Head of fund management Carl Synvis said that, apart from seasonal factors, there are no immediate triggers for the sector.

“However, in the longer term, we believe the supportive supply side will set the stage for a significant recovery in dry bulk, starting in the second half of 2024,” he added.

“The orderbook to fleet ratio remains low at 7%, and we expect net fleet growth of approximately 2.5% per annum from 2023 to 2025.”

CAM’s Cleaves Shipping Fund has 37.5% of its portfolio invested in tankers and 23.7% in bulkers.

Among the listed dry owners on the books are Star Bulk Carriers with 6.4% of the fund, Genco Shipping & Trading (5.9%) and Himalaya Shipping (4.3%).

The dry bulk market has exhibited volatility at lower levels so far this year, Cleaves said.

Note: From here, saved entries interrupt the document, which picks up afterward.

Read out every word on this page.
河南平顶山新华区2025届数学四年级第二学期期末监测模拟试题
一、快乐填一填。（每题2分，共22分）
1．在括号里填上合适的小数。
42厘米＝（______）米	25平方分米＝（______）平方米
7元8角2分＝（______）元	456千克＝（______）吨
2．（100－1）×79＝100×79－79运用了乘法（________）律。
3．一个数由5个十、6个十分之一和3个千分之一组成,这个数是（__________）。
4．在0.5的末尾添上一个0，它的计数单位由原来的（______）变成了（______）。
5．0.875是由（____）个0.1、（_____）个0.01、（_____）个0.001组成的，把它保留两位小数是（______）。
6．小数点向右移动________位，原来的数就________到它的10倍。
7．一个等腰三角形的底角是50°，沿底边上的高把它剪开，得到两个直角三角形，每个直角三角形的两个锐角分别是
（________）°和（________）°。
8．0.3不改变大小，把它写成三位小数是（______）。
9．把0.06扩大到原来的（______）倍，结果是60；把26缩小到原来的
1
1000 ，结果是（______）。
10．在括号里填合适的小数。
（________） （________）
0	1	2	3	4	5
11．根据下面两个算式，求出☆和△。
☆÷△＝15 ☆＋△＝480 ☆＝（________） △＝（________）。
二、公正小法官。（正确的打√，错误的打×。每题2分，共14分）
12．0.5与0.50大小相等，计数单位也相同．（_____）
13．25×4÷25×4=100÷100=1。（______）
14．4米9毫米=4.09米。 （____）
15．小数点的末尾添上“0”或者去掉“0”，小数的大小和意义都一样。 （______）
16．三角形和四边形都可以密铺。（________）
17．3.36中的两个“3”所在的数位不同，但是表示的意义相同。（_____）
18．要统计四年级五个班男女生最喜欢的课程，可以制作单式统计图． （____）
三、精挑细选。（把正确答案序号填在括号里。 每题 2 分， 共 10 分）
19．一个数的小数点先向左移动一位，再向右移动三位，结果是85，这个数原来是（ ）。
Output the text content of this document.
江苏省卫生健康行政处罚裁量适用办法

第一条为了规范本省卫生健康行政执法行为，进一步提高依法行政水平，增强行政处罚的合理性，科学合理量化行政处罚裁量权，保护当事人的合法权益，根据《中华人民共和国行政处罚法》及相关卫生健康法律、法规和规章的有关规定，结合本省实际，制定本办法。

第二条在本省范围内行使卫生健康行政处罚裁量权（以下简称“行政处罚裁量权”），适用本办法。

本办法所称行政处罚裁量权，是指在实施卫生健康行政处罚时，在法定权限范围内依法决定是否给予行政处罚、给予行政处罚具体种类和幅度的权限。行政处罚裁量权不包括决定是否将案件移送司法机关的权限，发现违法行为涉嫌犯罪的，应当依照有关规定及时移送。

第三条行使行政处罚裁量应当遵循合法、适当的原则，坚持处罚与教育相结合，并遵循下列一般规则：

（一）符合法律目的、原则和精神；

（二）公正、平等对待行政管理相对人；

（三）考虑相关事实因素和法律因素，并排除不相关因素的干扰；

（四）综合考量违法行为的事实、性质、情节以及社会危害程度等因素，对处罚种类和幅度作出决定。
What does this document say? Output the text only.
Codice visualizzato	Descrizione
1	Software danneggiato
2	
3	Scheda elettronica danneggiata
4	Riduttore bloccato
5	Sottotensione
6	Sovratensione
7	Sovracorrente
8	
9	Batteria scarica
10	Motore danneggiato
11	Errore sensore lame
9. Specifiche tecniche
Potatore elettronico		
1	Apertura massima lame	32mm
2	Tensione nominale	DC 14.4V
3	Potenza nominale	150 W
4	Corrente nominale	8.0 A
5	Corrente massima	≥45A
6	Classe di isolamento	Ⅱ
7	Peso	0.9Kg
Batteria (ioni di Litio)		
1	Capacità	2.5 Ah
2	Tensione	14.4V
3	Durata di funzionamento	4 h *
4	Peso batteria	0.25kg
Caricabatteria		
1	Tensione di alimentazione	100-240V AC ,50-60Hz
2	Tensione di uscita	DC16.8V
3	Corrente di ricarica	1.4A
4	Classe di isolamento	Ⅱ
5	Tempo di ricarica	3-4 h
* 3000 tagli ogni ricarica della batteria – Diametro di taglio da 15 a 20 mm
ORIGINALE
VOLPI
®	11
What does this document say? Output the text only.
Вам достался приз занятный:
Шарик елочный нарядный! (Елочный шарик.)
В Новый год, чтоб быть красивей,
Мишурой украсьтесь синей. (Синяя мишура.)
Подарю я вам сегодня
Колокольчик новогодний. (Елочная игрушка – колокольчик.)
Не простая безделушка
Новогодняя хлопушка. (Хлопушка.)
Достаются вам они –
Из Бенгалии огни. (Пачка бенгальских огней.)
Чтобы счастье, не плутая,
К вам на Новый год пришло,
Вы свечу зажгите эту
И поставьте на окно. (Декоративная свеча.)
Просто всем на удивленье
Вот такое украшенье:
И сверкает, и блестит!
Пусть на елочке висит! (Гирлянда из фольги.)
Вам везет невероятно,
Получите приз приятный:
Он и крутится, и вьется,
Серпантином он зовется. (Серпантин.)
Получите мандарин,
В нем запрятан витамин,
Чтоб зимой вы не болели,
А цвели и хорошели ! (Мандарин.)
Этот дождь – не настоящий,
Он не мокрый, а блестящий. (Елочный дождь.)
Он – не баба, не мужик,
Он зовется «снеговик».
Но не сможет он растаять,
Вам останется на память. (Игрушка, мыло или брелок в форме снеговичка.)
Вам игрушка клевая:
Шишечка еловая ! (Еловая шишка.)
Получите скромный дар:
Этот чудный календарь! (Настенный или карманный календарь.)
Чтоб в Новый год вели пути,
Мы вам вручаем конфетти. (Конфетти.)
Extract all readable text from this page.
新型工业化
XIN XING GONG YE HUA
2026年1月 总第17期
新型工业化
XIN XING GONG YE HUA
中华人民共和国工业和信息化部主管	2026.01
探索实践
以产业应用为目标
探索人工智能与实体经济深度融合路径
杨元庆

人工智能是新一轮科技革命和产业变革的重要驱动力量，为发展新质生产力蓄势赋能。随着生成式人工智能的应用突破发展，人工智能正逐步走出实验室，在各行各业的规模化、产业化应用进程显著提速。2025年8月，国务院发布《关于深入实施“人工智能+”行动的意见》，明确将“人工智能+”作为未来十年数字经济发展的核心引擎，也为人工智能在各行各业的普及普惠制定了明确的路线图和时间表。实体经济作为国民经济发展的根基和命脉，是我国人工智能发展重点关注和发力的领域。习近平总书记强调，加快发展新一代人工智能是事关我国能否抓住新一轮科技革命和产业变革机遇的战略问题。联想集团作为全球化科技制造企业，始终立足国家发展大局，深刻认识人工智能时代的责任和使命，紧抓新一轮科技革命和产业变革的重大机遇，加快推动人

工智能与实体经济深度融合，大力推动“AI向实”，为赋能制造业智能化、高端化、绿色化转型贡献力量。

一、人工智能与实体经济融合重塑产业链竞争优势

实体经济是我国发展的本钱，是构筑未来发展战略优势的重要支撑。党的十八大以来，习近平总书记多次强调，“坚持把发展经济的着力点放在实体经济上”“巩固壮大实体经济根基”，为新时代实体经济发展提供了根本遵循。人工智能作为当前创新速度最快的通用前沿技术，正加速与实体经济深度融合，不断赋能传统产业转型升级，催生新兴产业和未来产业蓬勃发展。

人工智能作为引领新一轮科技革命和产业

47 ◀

“We anticipate this trend to continue over the next eight to 12 months,” Synvis added.

Chinese steel production, which started the year strongly, is expected to decline for the rest of 2023. Steel production is projected to be capped at 2022 levels, and major Chinese mills have issued warnings about a challenging second half of the year, he explained.

Synvis believes the most attractive short-term aspect is the current 25% to 30% discount to net asset value for the dry bulk companies.

Taking into account the downward trend in asset values, Cleaves views now as being a favourable entry point to the sector.

“Looking ahead, we find dry bulk attractive and will be adding exposure to the sector in the second half of the year,” Synvis said.

A volatile stock market for shipping

Cleaves Shipping Fund logged a 28.8% rate of return in the 12 months to 30 June, its first complete year of operations.

Despite evidence of a growth slowdown and cautious statements from central banks, global stock markets performed well last month, the investment bank said.

But shipping equity markets experienced “significant volatility” in the first half of the year.

The year began bullishly, driven by positive news on China’s economic recovery and strong fourth-quarter reports from tanker companies.

“Freight rates increased substantially for oil tankers and dry bulk companies, leading to corresponding increases in stock prices,” Synvis said.

The fund achieved its highest monthly performance in February, with a gain of 13.8%.

“However, the shipping markets were subsequently negatively impacted by macroeconomic turmoil, including inflation risks, interest rate hikes and banking crises. These factors dampened the performance of shipping equities, resulting in declining stock prices until the beginning of June,” the fund boss added.